Who was to blame for the witch-craze? Usually witches were described as malicious, lustful women who had made a pact with the Devil, and who had magical powers over nature. Ordinary people came to believe there was a diabolical conspiracy – a heretical movement of witches. The papacy institutionalized and intensified its persecution of heretics, and assumed a connection between heresy and magic. The universities and scholastics developed an extensive demonology, incorporating formerly pagan superstition into theological system. Church doctrine made the Devil an overpowering figure, believed to be lurking everywhere in the medieval world, and especially working through women, the ‘sisters of Eve’. (By the 15th century the Malleus Maleficarum had been compiled, defining what witchcraft was, and it was formally declared a heresy. ) The mendicant orders and their preaching pointed to witches everywhere. The political systems –states and empires – developed the legal system leading to executions.

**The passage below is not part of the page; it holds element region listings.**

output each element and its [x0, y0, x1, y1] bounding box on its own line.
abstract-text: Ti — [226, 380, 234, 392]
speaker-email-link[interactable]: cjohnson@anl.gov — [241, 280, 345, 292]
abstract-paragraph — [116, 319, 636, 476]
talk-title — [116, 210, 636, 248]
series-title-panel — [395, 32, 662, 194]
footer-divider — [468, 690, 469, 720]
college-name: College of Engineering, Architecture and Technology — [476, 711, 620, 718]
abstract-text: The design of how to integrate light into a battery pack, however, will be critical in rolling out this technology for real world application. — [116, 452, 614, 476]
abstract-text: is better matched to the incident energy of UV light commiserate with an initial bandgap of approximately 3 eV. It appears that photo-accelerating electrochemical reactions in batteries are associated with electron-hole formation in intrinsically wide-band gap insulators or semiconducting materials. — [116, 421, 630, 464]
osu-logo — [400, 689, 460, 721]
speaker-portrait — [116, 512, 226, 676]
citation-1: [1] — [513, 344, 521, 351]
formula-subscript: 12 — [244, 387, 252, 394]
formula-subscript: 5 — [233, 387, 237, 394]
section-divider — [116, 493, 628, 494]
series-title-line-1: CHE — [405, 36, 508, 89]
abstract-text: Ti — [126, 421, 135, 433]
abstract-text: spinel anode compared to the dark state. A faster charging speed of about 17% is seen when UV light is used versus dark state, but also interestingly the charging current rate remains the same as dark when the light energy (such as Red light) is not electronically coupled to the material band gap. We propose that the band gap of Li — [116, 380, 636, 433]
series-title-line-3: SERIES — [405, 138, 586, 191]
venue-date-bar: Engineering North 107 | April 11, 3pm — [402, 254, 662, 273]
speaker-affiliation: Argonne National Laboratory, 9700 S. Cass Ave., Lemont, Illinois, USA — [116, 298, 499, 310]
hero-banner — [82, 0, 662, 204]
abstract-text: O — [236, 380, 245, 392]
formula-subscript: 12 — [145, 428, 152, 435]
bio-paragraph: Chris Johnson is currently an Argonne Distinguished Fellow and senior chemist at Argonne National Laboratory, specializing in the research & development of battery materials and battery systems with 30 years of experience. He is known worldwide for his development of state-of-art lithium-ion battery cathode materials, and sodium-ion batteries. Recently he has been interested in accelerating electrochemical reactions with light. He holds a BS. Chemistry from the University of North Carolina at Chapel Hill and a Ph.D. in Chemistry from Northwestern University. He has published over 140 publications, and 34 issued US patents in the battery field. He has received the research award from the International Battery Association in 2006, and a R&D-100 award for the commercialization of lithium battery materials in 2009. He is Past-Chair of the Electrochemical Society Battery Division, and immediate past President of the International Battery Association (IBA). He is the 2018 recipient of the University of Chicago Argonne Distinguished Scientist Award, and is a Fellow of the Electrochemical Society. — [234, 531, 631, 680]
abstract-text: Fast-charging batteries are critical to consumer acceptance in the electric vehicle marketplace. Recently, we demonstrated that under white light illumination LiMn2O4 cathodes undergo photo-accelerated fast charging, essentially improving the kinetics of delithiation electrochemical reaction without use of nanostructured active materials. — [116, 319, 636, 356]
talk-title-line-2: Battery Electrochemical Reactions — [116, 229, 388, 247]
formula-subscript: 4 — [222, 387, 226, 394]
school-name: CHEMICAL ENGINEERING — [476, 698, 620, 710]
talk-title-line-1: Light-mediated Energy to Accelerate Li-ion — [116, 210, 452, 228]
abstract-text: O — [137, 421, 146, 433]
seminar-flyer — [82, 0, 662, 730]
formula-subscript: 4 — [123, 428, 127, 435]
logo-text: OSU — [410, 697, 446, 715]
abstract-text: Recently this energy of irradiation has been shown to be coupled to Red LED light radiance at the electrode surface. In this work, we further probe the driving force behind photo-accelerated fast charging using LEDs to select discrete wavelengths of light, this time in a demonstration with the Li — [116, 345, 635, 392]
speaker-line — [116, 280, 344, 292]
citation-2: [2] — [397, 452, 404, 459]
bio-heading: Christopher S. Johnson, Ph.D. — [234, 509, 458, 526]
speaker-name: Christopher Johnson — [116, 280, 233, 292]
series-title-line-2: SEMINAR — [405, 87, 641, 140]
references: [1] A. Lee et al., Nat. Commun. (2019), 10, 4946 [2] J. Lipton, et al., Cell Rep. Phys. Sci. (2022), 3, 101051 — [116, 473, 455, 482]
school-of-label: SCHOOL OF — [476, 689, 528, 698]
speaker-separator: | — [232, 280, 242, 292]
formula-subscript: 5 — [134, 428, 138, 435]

Why the witch-craze? Both Catholics and Protestants believed in witches, and in these centuries no one critically examined this popular belief. (It would be the 18th-century Enlightenment which would finally put an end to the witch-craze.) In small towns and villages, people reacted to bitterness and cursing of individual women. Everywhere, there was general anxiety about solitary women – women not under the supervision of husband or church. Physicians, coming out of the new universities, were hostile to those women who had traditional knowledge of medicine (and contraception). In marriages, women became scapegoats for impotence and barrenness. Clergy celibates often had sexual obsessions and fantasies.
If you were a cultural anthropologist:
What questions would you ask to identify reasons for the fear of ‘witches’ that spread during these centuries?
Are there similar fears of women in today’s cultures? How do you see those fears exposed in societies around the world?
How can we support and defend women at risk in these times of deep cultural anxiety?